Dr Kevin Fitzpatrick, director of Hope Ireland, told The Irish Catholic he would be joining ‘Not Dead Yet UK’, tomorrow [Friday] “together with many other organisations promoting the rights of disabled people” to protest against the Assisted Suicide Bill sponsored by Mr Rob Marris.
Mr Marris is the Labour MP for Wolverhampton and the protest will coincide with the first debate of the bill in the House of Commons.
“We need Members of Parliament to hear our collective voice now,” Fr Fitzpatrick said.
The Marris bill is the latest in a succession of attempts to introduce assisted suicide in Britain. In May the Scottish parliament voted 82-36 against the introduction of physician-assisted suicide, and Lord Falconer’s assisted suicide bill ran out of time during the last parliament after facing strong opposition at committee stage.
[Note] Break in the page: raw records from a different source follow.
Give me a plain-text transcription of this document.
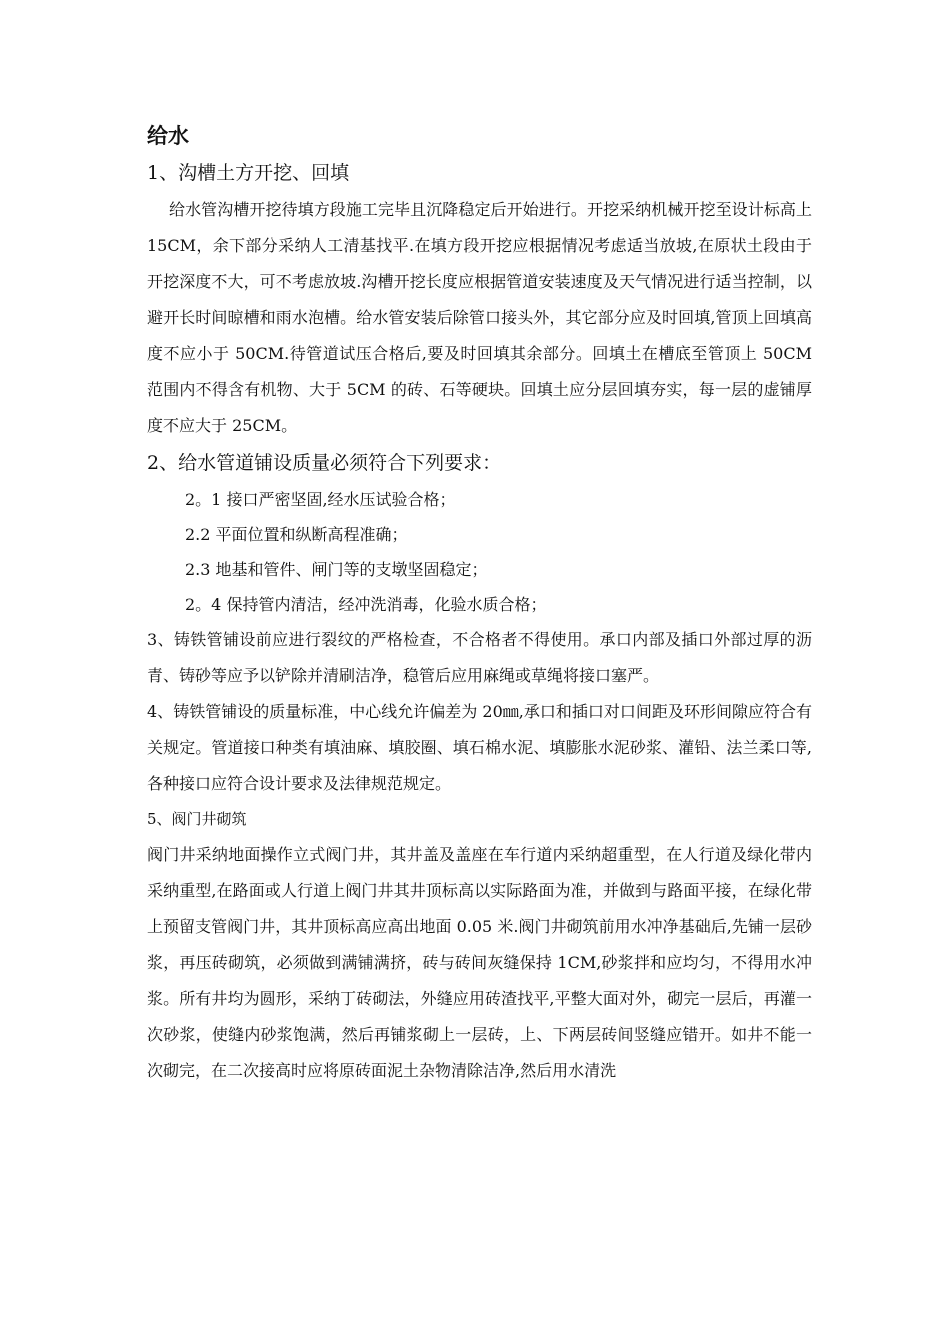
给水

1、沟槽土方开挖、回填

给水管沟槽开挖待填方段施工完毕且沉降稳定后开始进行。开挖采纳机械开挖至设计标高上 15CM，余下部分采纳人工清基找平.在填方段开挖应根据情况考虑适当放坡,在原状土段由于开挖深度不大，可不考虑放坡.沟槽开挖长度应根据管道安装速度及天气情况进行适当控制，以避开长时间晾槽和雨水泡槽。给水管安装后除管口接头外，其它部分应及时回填,管顶上回填高度不应小于 50CM.待管道试压合格后,要及时回填其余部分。回填土在槽底至管顶上 50CM 范围内不得含有机物、大于 5CM 的砖、石等硬块。回填土应分层回填夯实，每一层的虚铺厚度不应大于 25CM。

2、给水管道铺设质量必须符合下列要求：

2。1 接口严密坚固,经水压试验合格；

2.2 平面位置和纵断高程准确；

2.3 地基和管件、闸门等的支墩坚固稳定；

2。4 保持管内清洁，经冲洗消毒，化验水质合格；

3、铸铁管铺设前应进行裂纹的严格检查，不合格者不得使用。承口内部及插口外部过厚的沥青、铸砂等应予以铲除并清刷洁净，稳管后应用麻绳或草绳将接口塞严。

4、铸铁管铺设的质量标准，中心线允许偏差为 20㎜,承口和插口对口间距及环形间隙应符合有关规定。管道接口种类有填油麻、填胶圈、填石棉水泥、填膨胀水泥砂浆、灌铅、法兰柔口等,各种接口应符合设计要求及法律规范规定。

5、阀门井砌筑

阀门井采纳地面操作立式阀门井，其井盖及盖座在车行道内采纳超重型，在人行道及绿化带内采纳重型,在路面或人行道上阀门井其井顶标高以实际路面为准，并做到与路面平接，在绿化带上预留支管阀门井，其井顶标高应高出地面 0.05 米.阀门井砌筑前用水冲净基础后,先铺一层砂浆，再压砖砌筑，必须做到满铺满挤，砖与砖间灰缝保持 1CM,砂浆拌和应均匀，不得用水冲浆。所有井均为圆形，采纳丁砖砌法，外缝应用砖渣找平,平整大面对外，砌完一层后，再灌一次砂浆，使缝内砂浆饱满，然后再铺浆砌上一层砖，上、下两层砖间竖缝应错开。如井不能一次砌完，在二次接高时应将原砖面泥土杂物清除洁净,然后用水清洗
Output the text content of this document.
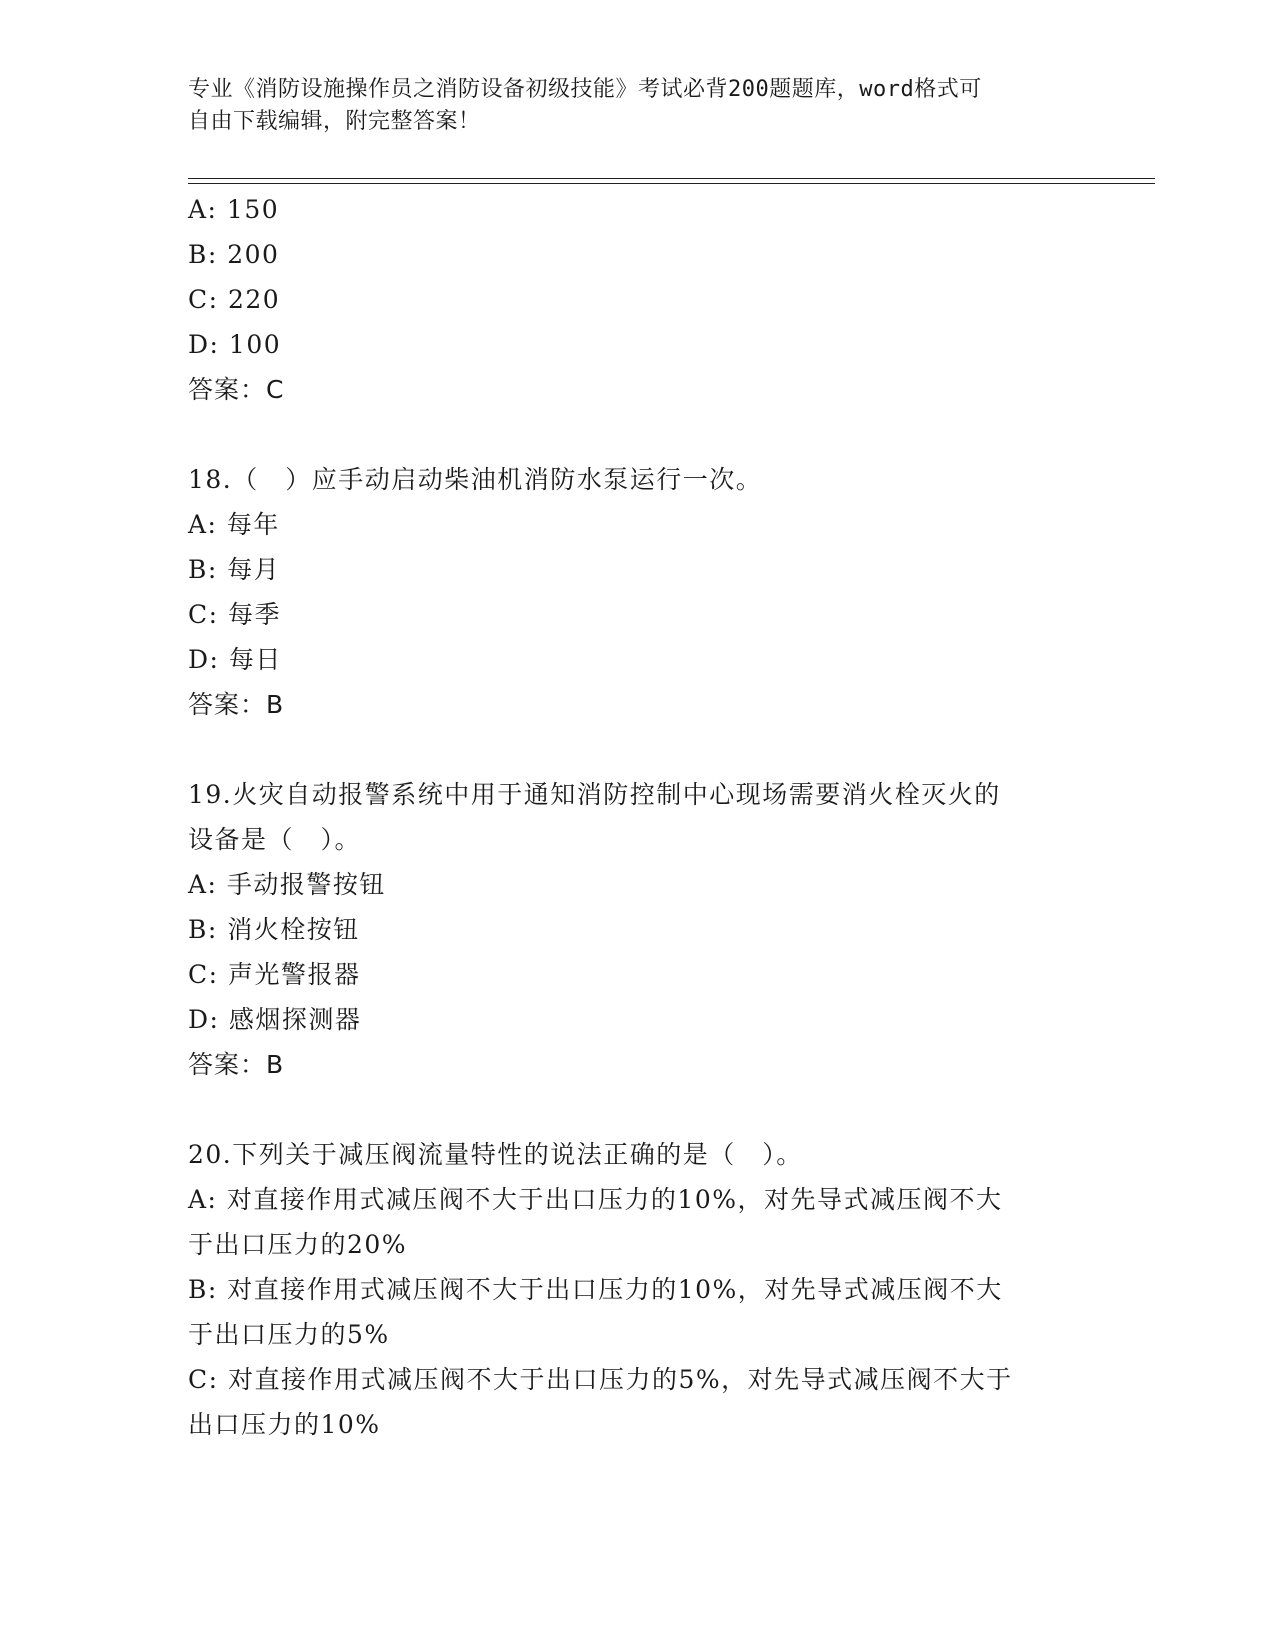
专业《消防设施操作员之消防设备初级技能》考试必背200题题库，word格式可
自由下载编辑，附完整答案！
A: 150
B: 200
C: 220
D: 100
答案：C
18.（　）应手动启动柴油机消防水泵运行一次。
A: 每年
B: 每月
C: 每季
D: 每日
答案：B
19.火灾自动报警系统中用于通知消防控制中心现场需要消火栓灭火的
设备是（　）。
A: 手动报警按钮
B: 消火栓按钮
C: 声光警报器
D: 感烟探测器
答案：B
20.下列关于减压阀流量特性的说法正确的是（　）。
A: 对直接作用式减压阀不大于出口压力的10%，对先导式减压阀不大
于出口压力的20%
B: 对直接作用式减压阀不大于出口压力的10%，对先导式减压阀不大
于出口压力的5%
C: 对直接作用式减压阀不大于出口压力的5%，对先导式减压阀不大于
出口压力的10%
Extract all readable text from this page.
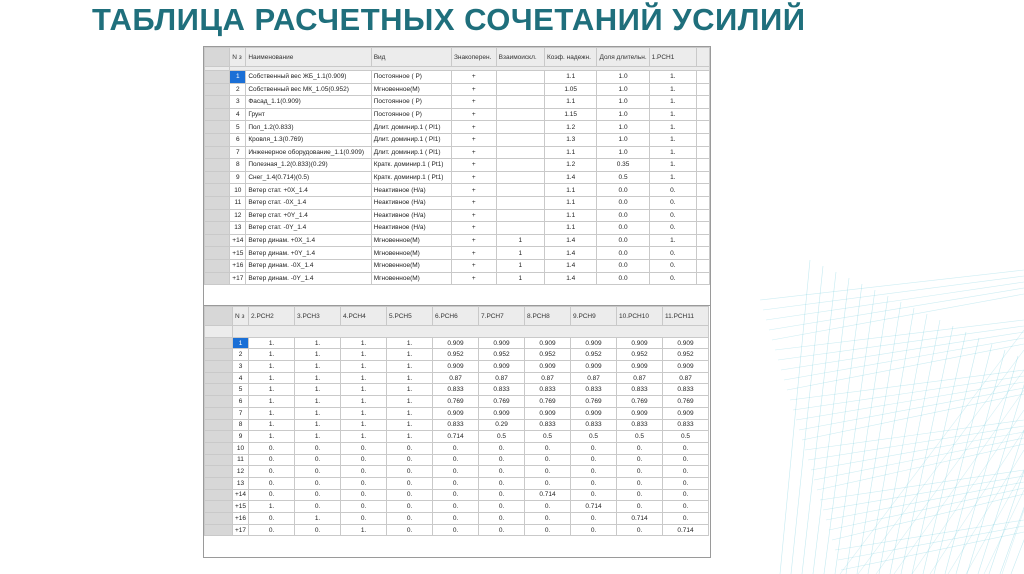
ТАБЛИЦА РАСЧЕТНЫХ СОЧЕТАНИЙ УСИЛИЙ
	N з	Наименование	Вид	Знакоперен.	Взаимоискл.	Коэф. надежн.	Доля длительн.	1.РСН1	

	1	Собственный вес ЖБ_1.1(0.909)	Постоянное ( Р)	+		1.1	1.0	1.	
	2	Собственный вес МК_1.05(0.952)	Мгновенное(М)	+		1.05	1.0	1.	
	3	Фасад_1.1(0.909)	Постоянное ( Р)	+		1.1	1.0	1.	
	4	Грунт	Постоянное ( Р)	+		1.15	1.0	1.	
	5	Пол_1.2(0.833)	Длит. доминир.1 ( Pl1)	+		1.2	1.0	1.	
	6	Кровля_1.3(0.769)	Длит. доминир.1 ( Pl1)	+		1.3	1.0	1.	
	7	Инженерное оборудование_1.1(0.909)	Длит. доминир.1 ( Pl1)	+		1.1	1.0	1.	
	8	Полезная_1.2(0.833)(0.29)	Кратк. доминир.1 ( Pt1)	+		1.2	0.35	1.	
	9	Снег_1.4(0.714)(0.5)	Кратк. доминир.1 ( Pt1)	+		1.4	0.5	1.	
	10	Ветер стат. +0X_1.4	Неактивное (Н/а)	+		1.1	0.0	0.	
	11	Ветер стат. -0X_1.4	Неактивное (Н/а)	+		1.1	0.0	0.	
	12	Ветер стат. +0Y_1.4	Неактивное (Н/а)	+		1.1	0.0	0.	
	13	Ветер стат. -0Y_1.4	Неактивное (Н/а)	+		1.1	0.0	0.	
	+14	Ветер динам. +0X_1.4	Мгновенное(М)	+	1	1.4	0.0	1.	
	+15	Ветер динам. +0Y_1.4	Мгновенное(М)	+	1	1.4	0.0	0.	
	+16	Ветер динам. -0X_1.4	Мгновенное(М)	+	1	1.4	0.0	0.	
	+17	Ветер динам. -0Y_1.4	Мгновенное(М)	+	1	1.4	0.0	0.	
	N з	2.РСН2	3.РСН3	4.РСН4	5.РСН5	6.РСН6	7.РСН7	8.РСН8	9.РСН9	10.РСН10	11.РСН11

	1	1.	1.	1.	1.	0.909	0.909	0.909	0.909	0.909	0.909
	2	1.	1.	1.	1.	0.952	0.952	0.952	0.952	0.952	0.952
	3	1.	1.	1.	1.	0.909	0.909	0.909	0.909	0.909	0.909
	4	1.	1.	1.	1.	0.87	0.87	0.87	0.87	0.87	0.87
	5	1.	1.	1.	1.	0.833	0.833	0.833	0.833	0.833	0.833
	6	1.	1.	1.	1.	0.769	0.769	0.769	0.769	0.769	0.769
	7	1.	1.	1.	1.	0.909	0.909	0.909	0.909	0.909	0.909
	8	1.	1.	1.	1.	0.833	0.29	0.833	0.833	0.833	0.833
	9	1.	1.	1.	1.	0.714	0.5	0.5	0.5	0.5	0.5
	10	0.	0.	0.	0.	0.	0.	0.	0.	0.	0.
	11	0.	0.	0.	0.	0.	0.	0.	0.	0.	0.
	12	0.	0.	0.	0.	0.	0.	0.	0.	0.	0.
	13	0.	0.	0.	0.	0.	0.	0.	0.	0.	0.
	+14	0.	0.	0.	0.	0.	0.	0.714	0.	0.	0.
	+15	1.	0.	0.	0.	0.	0.	0.	0.714	0.	0.
	+16	0.	1.	0.	0.	0.	0.	0.	0.	0.714	0.
	+17	0.	0.	1.	0.	0.	0.	0.	0.	0.	0.714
“If the assisted suicide bill became law,” Dr Fitzpatrick, who has been disabled for more than 40 years, told The Irish Catholic, “terminally ill and disabled people would not gain rights. I am protesting peacefully on September 11 because terminally ill and disabled people need enhanced societal safeguards, and this bill only serves to heighten our sense of vulnerability.”
He added that it was “ironic” that MPs would be preparing to vote “to legalise and promote the widespread, untimely death of the vulnerable and disabled” just one day after World Suicide Prevention Day on September 10.
“If we assemble in large numbers to protest against this bill, then our presence alone will serve to remind Members of Parliament that what disabled people need is the resources to live independent lives, and what the terminally ill need is the best palliative care service that can be delivered,” he said.
Armagh’s Archbishop Eamon Martin has already joined Westminster’s Cardinal Vincent Nichols in urging MPs to reject the Marris bill.